Доярка, приостановившаяся с ведром, хотела, очевидно, поздороваться, но, увидев лицо директора, искаженное в крике, повернулась и отошла к бидонам. Ничего похожего не было у него в конторе, там не отворачивались. Раздражал гул мотора, и он, перекрывая его, крикнул:

— Поди сюда! — и сам пошел на Дерюгину. — Почему грязь?!

— Транспортеры остановились! Инженер говорил…

— Мне наплевать, что он говорил! — кричал он в лицо женщине. Увидел, что волокут бидон с молоком, снова крикнул. — Разбиваете покрытие — высчитаю!

— Научите, как лучше? — резонно ответила Дерюгина.

За такие слова он решил ее отчитать, но было шумно.

— Выключить! — махнул рукой на щиток с рубильником.
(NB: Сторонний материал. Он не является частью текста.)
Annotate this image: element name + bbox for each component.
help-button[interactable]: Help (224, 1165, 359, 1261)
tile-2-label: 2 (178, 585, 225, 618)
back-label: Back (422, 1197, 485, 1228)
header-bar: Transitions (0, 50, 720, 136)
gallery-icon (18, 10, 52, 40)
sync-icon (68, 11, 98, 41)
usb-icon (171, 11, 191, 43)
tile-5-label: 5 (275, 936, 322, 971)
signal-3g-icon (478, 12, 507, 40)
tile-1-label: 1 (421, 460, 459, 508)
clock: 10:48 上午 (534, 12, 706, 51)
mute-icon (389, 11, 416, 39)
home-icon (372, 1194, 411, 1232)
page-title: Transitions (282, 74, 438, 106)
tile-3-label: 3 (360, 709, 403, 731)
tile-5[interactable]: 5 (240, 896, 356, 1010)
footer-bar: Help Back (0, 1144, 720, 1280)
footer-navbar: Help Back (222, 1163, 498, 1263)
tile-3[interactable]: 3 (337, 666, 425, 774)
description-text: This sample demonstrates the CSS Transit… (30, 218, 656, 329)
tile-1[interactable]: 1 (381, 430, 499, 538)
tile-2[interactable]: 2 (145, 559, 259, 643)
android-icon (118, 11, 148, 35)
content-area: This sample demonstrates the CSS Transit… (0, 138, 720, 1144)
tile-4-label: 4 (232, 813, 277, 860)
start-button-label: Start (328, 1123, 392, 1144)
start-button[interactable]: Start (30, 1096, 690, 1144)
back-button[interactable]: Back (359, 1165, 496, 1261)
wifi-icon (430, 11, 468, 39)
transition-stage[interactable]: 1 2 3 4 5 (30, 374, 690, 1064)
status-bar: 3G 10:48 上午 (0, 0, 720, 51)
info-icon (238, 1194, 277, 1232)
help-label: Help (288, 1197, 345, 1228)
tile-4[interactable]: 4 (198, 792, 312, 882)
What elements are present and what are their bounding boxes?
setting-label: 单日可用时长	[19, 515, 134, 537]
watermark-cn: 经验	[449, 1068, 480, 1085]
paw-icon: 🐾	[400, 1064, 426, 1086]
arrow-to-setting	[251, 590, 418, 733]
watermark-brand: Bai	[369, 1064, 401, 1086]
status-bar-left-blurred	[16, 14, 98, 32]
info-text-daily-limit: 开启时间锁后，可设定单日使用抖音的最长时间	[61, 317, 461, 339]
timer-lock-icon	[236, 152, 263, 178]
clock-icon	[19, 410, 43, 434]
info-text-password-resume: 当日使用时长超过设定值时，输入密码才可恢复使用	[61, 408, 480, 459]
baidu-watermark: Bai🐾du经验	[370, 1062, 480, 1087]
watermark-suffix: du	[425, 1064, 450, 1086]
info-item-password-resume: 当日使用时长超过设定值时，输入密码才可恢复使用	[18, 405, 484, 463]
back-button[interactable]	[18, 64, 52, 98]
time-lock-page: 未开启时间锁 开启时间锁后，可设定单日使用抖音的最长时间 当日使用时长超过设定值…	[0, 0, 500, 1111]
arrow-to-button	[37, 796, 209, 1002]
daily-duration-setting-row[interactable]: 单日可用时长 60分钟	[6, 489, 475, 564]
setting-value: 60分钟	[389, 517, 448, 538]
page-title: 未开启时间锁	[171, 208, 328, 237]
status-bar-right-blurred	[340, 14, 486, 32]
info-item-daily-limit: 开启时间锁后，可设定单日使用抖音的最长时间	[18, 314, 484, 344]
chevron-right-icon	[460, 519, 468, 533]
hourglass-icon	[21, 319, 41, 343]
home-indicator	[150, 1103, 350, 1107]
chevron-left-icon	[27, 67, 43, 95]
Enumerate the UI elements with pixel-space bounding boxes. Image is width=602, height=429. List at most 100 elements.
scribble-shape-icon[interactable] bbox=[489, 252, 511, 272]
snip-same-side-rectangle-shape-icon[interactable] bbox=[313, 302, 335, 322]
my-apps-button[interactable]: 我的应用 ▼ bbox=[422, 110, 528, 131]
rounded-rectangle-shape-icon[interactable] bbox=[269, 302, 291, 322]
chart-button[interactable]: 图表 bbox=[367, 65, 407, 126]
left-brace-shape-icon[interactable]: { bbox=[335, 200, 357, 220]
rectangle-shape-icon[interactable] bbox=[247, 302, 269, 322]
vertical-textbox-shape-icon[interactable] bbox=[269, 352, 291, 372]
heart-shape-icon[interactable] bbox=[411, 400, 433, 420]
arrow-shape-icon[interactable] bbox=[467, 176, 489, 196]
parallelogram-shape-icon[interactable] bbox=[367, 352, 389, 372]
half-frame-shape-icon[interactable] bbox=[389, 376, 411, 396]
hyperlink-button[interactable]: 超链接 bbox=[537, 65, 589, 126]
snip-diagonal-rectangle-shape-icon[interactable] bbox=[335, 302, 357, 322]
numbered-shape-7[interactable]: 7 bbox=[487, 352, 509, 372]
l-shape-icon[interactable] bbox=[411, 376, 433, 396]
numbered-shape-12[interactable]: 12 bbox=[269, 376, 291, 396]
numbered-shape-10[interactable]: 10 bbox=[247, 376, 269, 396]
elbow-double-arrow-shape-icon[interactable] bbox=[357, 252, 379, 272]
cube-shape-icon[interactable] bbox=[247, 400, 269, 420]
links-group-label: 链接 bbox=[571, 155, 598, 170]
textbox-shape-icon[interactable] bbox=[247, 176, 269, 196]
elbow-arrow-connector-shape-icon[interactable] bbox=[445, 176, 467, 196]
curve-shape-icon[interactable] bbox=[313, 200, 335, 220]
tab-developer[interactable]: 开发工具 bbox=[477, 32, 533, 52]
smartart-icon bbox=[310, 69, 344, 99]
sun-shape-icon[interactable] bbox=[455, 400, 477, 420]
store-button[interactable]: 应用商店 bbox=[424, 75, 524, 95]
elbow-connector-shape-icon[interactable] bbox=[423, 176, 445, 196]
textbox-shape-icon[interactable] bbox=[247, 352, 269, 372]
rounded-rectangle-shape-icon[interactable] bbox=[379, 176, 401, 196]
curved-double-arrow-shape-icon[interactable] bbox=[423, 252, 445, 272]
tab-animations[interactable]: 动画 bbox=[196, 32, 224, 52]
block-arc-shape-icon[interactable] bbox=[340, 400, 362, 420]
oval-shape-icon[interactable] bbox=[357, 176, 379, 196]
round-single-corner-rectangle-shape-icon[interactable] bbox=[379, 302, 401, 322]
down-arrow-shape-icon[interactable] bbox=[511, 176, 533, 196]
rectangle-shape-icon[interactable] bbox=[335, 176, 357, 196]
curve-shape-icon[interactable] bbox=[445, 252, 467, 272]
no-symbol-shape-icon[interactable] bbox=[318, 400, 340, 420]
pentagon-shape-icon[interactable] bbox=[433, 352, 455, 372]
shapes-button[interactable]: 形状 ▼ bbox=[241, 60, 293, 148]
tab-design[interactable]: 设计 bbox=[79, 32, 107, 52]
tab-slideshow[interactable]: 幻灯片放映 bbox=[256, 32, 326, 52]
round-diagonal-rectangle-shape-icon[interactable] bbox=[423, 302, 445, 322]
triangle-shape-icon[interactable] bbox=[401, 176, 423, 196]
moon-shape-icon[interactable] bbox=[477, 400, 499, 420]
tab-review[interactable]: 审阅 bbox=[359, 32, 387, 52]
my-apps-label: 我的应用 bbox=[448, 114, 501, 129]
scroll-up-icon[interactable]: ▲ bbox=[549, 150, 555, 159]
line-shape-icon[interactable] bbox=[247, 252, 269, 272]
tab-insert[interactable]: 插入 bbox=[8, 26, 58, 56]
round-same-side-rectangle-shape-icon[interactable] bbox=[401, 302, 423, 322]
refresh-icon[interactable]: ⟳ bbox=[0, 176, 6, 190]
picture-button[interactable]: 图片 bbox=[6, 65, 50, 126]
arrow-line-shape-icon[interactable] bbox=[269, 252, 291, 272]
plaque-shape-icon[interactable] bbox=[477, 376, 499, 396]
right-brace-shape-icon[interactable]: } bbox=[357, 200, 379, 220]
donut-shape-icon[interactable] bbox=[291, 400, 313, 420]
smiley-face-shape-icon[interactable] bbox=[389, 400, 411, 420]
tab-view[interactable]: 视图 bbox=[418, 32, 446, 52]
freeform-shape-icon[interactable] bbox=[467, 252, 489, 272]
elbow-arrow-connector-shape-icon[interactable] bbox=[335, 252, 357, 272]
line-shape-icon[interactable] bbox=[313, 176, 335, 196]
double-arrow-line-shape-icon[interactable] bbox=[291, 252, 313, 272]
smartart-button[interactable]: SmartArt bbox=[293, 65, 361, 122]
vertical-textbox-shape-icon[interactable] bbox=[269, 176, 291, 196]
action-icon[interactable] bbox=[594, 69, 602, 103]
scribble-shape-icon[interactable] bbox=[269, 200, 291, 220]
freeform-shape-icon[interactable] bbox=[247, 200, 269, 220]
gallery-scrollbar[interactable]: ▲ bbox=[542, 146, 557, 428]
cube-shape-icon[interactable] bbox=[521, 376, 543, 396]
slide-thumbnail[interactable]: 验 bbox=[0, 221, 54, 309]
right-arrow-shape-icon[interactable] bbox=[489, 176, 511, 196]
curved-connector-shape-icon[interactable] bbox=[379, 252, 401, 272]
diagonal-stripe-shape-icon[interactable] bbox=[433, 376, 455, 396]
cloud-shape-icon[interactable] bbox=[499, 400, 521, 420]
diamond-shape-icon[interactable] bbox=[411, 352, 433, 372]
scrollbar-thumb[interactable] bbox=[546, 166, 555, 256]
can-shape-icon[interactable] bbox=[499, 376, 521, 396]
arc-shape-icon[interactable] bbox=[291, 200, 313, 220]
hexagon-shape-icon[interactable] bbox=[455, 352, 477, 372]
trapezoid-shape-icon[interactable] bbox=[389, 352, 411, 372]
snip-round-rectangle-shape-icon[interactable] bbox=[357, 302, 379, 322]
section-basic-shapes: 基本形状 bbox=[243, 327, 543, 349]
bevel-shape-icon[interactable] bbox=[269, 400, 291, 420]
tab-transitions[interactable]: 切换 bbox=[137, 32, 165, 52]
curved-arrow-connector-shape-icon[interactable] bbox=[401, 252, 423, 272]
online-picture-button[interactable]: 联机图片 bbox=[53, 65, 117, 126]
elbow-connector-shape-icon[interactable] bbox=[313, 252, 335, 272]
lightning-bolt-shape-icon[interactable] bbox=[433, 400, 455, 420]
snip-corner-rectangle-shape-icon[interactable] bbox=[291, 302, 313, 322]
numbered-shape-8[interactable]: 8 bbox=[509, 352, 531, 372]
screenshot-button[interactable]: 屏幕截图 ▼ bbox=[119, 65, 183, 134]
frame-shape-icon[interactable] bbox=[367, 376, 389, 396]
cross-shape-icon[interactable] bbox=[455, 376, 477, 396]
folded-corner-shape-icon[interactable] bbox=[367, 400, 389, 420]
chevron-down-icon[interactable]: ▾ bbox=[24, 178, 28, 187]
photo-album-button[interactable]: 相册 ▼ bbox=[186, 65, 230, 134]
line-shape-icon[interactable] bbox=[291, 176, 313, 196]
На его крик и жест подбежала другая доярка — думала, зовет ее. Это еще больше раздражило Бобрикова.

Он сам кинулся к рубильнику. Рванул ручку вниз — стало тихо, но заревел скот, закричали доярки, возмущенные, что остановлен привычный процесс электродойки.

— Матвей Степаныч! Коров попортим! — воскликнула Дерюгина и решительно пошла к рубильнику.

— Стой! Не твое дело! — остановил ее директор.

— Как это — не мое дело? А чье же дело — коровы?

— Молчать!

Дерюгина несколько мгновений смотрела в лицо грозного директора, и неизвестно, как бы она поступила, но увидела в тот момент в дверях фермы Дмитриева. Что-то вмиг изменилось в ней — глаза, осанка, гордо вскинулся подбородок, — и она решительно отодвинула тучную фигуру Бобрикова плечом, дотянулась до рубильника.

— Вон! Снимаю с работы! — побагровев, закричал директор, но его голос снова потонул в ровном гуле электромоторов.

Дерюгина не отступила. Она стояла перед ним, твердая, неистовая, плотно сжав губы, не мигая глядела в лицо Бобрикова и заслоняла подход к рубильнику.

— Вон! Приказ сегодня! Вон!.. — все слабее и слабее прорывался его сорванный голос сквозь шум двора.

Доярки стояли, ошарашенные происшедшим: ничего подобного никогда не бывало в их совхозе. Они растерянно смотрели вслед директору. «Что-то теперь будет?» — был написан на их лицах вопрос, неожиданно смешанный с каким-то непонятным восторгом.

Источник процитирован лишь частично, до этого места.